Here, the Legislature is familiar with the “American Rule” in regard to attorneys’ fees,
and has expressly provided exceptions to the “American Rule” in other statutes. The Legislature
is presumed to be familiar with the rules of statutory construction, and when promulgating new
laws is presumed to be aware of the consequences of its use or omission of statutory language.
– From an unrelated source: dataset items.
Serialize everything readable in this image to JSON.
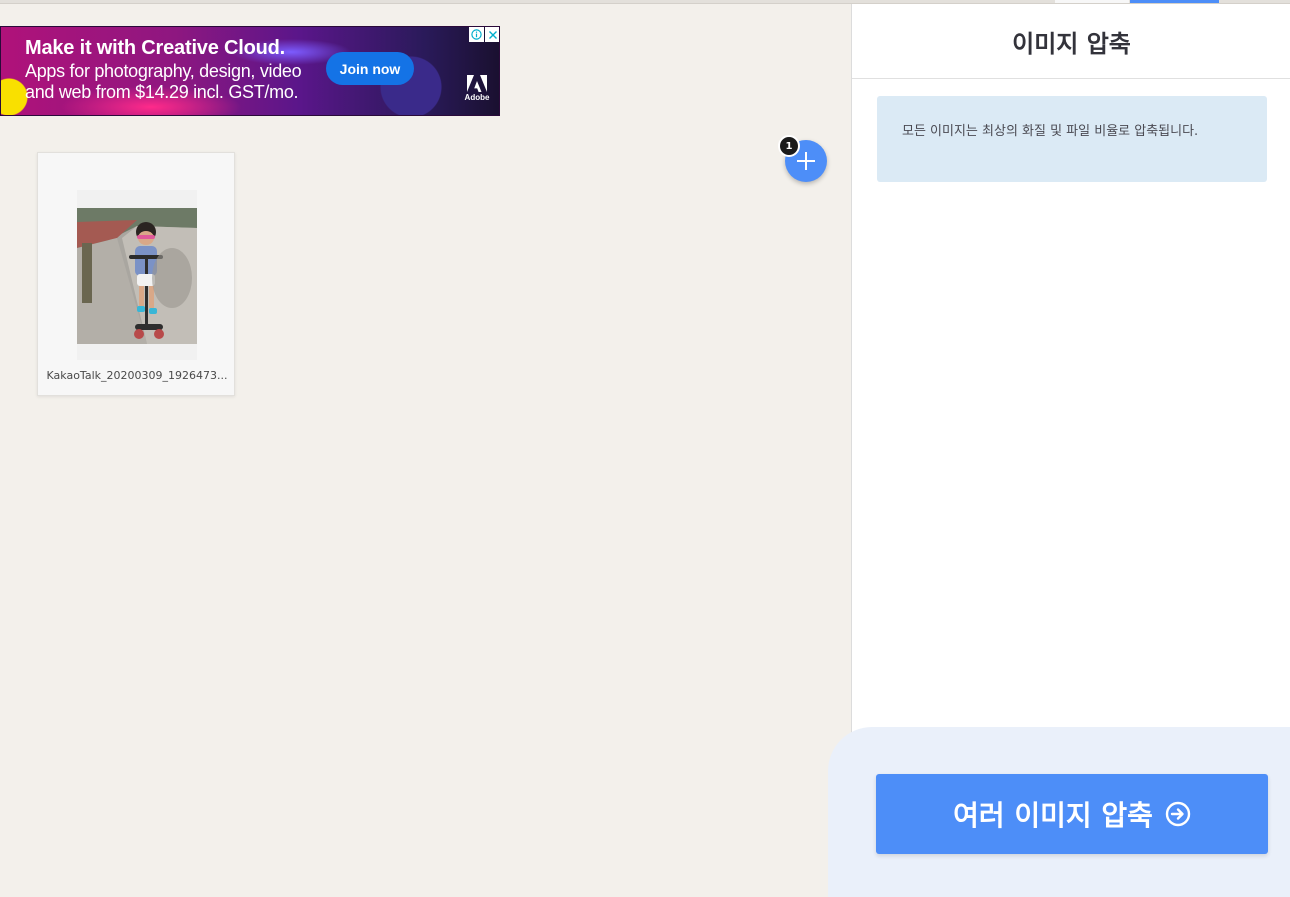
{
  "ad": {
    "title": "Make it with Creative Cloud.",
    "line1": "Apps for photography, design, video",
    "line2": "and web from $14.29 incl. GST/mo.",
    "cta": "Join now",
    "brand": "Adobe"
  },
  "workspace": {
    "file_count": "1",
    "files": [
      {
        "name": "KakaoTalk_20200309_1926473..."
      }
    ]
  },
  "sidebar": {
    "title": "이미지 압축",
    "info": "모든 이미지는 최상의 화질 및 파일 비율로 압축됩니다.",
    "action_label": "여러 이미지 압축"
  },
  "colors": {
    "accent": "#4d8ef8",
    "info_bg": "#dbeaf5",
    "workspace_bg": "#f3f0eb"
  }
}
In re Messer Trust, 457 Mich 371, 380; 579 NW2d 73 (1998). Plaintiff’s citations are persuasive
evidence that the Legislature does not intend attorneys’ fees to be recovered as “actual
damages.” The phrase “actual damages” does not allow for the recovery of attorneys’ fees,
unless the law expressly allows for the recovery of attorneys’ fees.2
Affirmed.
/s/ Deborah A. Servitto
/s/ Peter D. O’Connell
/s/ Brian K. Zahra
2
On cross-appeal, Wells Fargo argues that “there is precedent for a court awarding attorneys fees
as damages under similar statutory language.” Wells Fargo then cites an unpublished case of this
Court, New Properties, Inc v George D Newpower, unpublished opinion per curiam of the Court
of Appeals, issued September 14, 2006 (Docket No. 259932) (Davis, P.J., and Sawyer and
Schuette, JJ.). However, “[a]n unpublished opinion is not precedentially binding under the rule
of stare decisis.” MCR 7.215(C)(1). Thus, Wells Fargo’s reliance is misplaced. Moreover, New
Properties involved a complex conversion embezzlement scheme litigated within the rubric of
several statutes. Thus, the case was factually unique and distinguishable from the instant case.